Les nouvelles technologies et les réseaux sociaux aident comme jamais les forces d’extrême droite à répandre des idées racistes et fascistes, principalement en exploitant les tensions sociales montantes et les troubles résultant de l’augmentation de la pauvreté, du chômage et des crimes, les arrivées d’immigré·es et de demandeurs d’asile, les réductions d’impôts pour les riches et les grandes entreprises, la fiscalité verte (qui est l’essentiel des politiques environnementales néolibérales), des privatisations massives d’un côté et, de l’autre, l’austérité.

L’extrême droite ne devient pas acceptable aux yeux des masses en s’appuyant sur la persuasion et le dialogue. Elle exploite le sentiment d’injustice sociale, qui est le résultat des crises structurelles du système capitaliste global et transforme des évènements – les « petits » crimes individuels, le terrorisme ou les guerres – en occasions d’excitation violente contre les communautés immigrées, les minorités, et les groupes les plus vulnérables. La montée de l’extrême droite n’est plus limitée au continent européen, qui était historiquement son plus important centre de pouvoir et qui voit ces mouvements se développer intensément depuis vingt ans : la popularité et l’influence de ces mouvements augmentent de manière spectaculaire sur l’ensemble du globe.

La montée de l’extrême droite va constituer une menace grandissante pour les acquis sociaux et politiques conquis par la classe ouvrière et les classes intermédiaires au cours de plus d’un siècle de luttes, en dépit du lourd prix payé par des millions de personnes. Cela nécessite une confrontation efficace et consciente impliquant toutes les forces possibles. Maintenant plus que jamais, nous devons revenir aux écrits de Léon Trotski sur le « Front unique »4  et sur comment forger de larges alliances contre la montée du nazisme et du fascisme, pour aujourd’hui construire l’unité contre la montée du néonazisme et du néofascisme avec, si possible, des dirigeant·es de gauche qui soient clair·es sur leurs buts et leurs intentions.

Le 13 juillet 2024

Cet article a été publié le 13 juillet 2024 sur le site libanais Daraj Media. Traduit de l’anglais par François Coustal, la version anglaise de l’original en arabe ayant été revue par l’auteur.

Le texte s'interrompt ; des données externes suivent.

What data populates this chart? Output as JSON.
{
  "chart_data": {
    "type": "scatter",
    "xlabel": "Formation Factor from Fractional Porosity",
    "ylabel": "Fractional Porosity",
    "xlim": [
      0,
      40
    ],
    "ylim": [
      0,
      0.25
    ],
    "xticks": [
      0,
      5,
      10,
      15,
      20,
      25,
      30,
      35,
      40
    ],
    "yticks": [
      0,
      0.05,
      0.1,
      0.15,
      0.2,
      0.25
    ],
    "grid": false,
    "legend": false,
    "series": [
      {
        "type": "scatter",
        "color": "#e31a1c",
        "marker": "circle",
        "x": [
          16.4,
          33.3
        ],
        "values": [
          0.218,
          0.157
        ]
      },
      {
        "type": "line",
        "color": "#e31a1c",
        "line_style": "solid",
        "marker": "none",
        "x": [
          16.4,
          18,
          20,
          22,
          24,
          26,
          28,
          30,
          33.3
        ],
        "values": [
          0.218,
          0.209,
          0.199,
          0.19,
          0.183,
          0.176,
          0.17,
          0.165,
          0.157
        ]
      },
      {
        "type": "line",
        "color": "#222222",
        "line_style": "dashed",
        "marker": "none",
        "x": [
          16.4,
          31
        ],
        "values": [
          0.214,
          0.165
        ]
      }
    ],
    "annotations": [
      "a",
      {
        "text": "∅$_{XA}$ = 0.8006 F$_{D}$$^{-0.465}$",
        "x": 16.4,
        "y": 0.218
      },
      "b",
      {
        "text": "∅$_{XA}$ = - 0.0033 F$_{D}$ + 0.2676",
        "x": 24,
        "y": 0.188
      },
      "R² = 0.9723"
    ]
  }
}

  • 1Cette prédiction ne s’est pas réalisée, mais notons tout de même que le NFP a mis beaucoup de temps à se mettre d’accord sur une candidature de Première ministre et que ses dissensions restent très importantes. NDLR.
  • 2 the bankruptcy of academic “Marxism” », in Defence of Marxism, 25 juin 2020.
  • 3Non sans susciter les dénonciations et la mobilisation du mouvement antifasciste belge, dont les pressions avaient poussé les organisateur·ices à devoir déplacer le lieu de la conférence en dernière minute, NDLR.
  • 4Lire Comment comprendre le Front unique ? Le gauchisme, la malédiction de l’époque des Révolutions, Paul d’Amato (note de l’auteur sur la version arabe).